Lamu residents will soon start enjoying increased supply of fresh water after the government on Monday announced plans to establish a desalination plant at the Lamu port.
The plant will be established by a private investor in partnership with the government, which will construct large water tanks at a cost of Sh240 million.
The plant will have a capacity to desalinate and supply a million litres of water per day, according to Kenya Ports Authority Lamu port project head Dan Amadi.
“We will be purifying the sea water to make it fit for household consumption and drinking,” Amadi said.
He spoke at the Lamu port during a tour by government spokesperson Cyrus Oguna.
Oguna said the Lapsset project is not only about the Lamu port but also other projects, which will come with a lot of benefits to residents and those neighbouring Lamu.
“The plant will help ease the water problems in Lamu,” Oguna said.
Lamu has been experiencing water problems. The few who can afford it have resorted to digging boreholes which have saline water.
In Manda Island, for example, there is only one well which is owned by a farmer.
Residents there depend on weekly delivery of freshwater by boats from nearby Lamu Island.
Hellen Achieng, a resident, told Thompson Reuters Foundation the delivery has also become erratic, sometimes going for two weeks without one.
This, according to Lamu Water and Sewerage Company managing director Kimani Wainaina, is because of the shortage of rainfall experienced in Lamu since last November.

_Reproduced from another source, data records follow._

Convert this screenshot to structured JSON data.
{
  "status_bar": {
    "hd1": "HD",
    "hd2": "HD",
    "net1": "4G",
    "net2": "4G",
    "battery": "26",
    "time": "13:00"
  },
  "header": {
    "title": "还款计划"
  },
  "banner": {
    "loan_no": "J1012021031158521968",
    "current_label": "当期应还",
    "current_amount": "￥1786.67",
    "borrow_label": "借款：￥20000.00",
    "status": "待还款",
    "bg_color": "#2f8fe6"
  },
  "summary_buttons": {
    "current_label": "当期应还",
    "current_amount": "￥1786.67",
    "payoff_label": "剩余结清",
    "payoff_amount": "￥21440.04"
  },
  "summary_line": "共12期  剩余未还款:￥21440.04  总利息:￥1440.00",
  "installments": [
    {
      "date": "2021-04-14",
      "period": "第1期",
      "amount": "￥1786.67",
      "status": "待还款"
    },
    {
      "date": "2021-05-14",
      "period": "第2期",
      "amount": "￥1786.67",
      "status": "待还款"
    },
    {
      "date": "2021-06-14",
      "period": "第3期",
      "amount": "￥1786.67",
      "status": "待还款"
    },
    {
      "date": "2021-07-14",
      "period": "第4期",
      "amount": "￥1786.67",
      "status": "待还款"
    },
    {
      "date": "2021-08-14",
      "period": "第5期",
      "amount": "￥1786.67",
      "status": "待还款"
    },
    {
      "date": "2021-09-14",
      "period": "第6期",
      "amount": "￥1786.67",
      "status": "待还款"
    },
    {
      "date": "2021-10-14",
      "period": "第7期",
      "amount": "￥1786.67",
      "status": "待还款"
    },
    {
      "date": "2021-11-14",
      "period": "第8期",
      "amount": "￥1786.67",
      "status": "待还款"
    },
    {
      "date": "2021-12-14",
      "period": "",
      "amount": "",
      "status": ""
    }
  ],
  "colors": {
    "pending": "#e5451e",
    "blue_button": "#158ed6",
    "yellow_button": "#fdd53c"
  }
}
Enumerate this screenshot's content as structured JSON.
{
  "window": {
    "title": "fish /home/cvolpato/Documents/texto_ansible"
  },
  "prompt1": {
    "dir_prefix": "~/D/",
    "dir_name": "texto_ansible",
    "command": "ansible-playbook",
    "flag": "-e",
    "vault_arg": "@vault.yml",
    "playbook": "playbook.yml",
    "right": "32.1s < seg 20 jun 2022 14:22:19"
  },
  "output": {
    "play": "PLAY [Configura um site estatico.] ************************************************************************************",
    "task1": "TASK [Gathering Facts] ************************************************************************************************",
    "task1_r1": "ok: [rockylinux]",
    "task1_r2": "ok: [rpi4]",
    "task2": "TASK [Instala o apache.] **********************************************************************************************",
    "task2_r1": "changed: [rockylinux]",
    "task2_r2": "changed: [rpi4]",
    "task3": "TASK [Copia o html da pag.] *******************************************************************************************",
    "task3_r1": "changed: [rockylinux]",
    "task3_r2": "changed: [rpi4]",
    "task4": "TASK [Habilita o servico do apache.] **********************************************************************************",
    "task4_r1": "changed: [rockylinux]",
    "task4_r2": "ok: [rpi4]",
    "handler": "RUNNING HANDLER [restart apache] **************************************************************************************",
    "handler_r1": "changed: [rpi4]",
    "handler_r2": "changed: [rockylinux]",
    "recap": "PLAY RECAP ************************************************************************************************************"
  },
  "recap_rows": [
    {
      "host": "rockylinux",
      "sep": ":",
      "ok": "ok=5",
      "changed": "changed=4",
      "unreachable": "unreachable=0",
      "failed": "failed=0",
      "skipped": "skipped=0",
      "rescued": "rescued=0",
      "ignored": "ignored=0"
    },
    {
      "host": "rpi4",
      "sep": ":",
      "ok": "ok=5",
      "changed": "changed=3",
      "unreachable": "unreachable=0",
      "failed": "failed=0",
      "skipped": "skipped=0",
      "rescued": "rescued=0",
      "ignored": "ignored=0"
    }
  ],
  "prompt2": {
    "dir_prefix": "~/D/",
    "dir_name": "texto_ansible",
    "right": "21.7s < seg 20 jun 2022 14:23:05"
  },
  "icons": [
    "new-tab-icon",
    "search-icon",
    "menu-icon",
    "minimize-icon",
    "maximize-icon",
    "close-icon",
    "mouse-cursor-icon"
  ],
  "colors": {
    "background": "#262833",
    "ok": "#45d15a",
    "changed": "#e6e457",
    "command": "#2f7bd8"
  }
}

Residents say they can go for two weeks without delivery of water by the water company, and even when it is delivered, each household is restricted to at most 40 litres, which they then have to make do with until the next delivery.
Wainaina said Lamu usually gets up to 80 per cent of the rains in a season by June.
This time, however, by June, the county had received only a fraction of that, about a tenth, according to Wainaina.
Lawasco has dug wells in different parts of the county from which they get fresh water to supply to the more than 145,000 residents in the county.
However, Wainaina noted that the lack of rainfall has doubled the water crisis in the county, especially now that even the wells are drying up.
“The water table keeps going down and in some parts, the water mixes with the ocean water, which makes it unsafe for drinking,” Wainaina said.
Engineer Amadi said once the desalination plant is up and running, the investor will be paid the same rate that Lawasco is paid.
“It will not be any cheaper or any more expensive,” he noted.
Oguna said the desalination plant will help reduce hospital expenses because there will be more clean water for the residents.
Residents have reported stomach upsets and other waterborne diseases because of consuming contaminated water.
The desalination plant will at first benefit residents in areas around the Lamu port including Kilalani, Mokowe and Hindi.
Kizito Aluko, a clinical officer, said residents have been catching waterborne diseases as a result of drinking from community wells, including amoebiasis—a type of dysentery—and bilharzia, an infection caused by a parasitic worm.
“Those cases are numerous because of the shortage of water,” Aluko told Thompson Reuters Foundation.
“The water in the wells is not safe for drinking. The only water that is safe is from Lawasco.”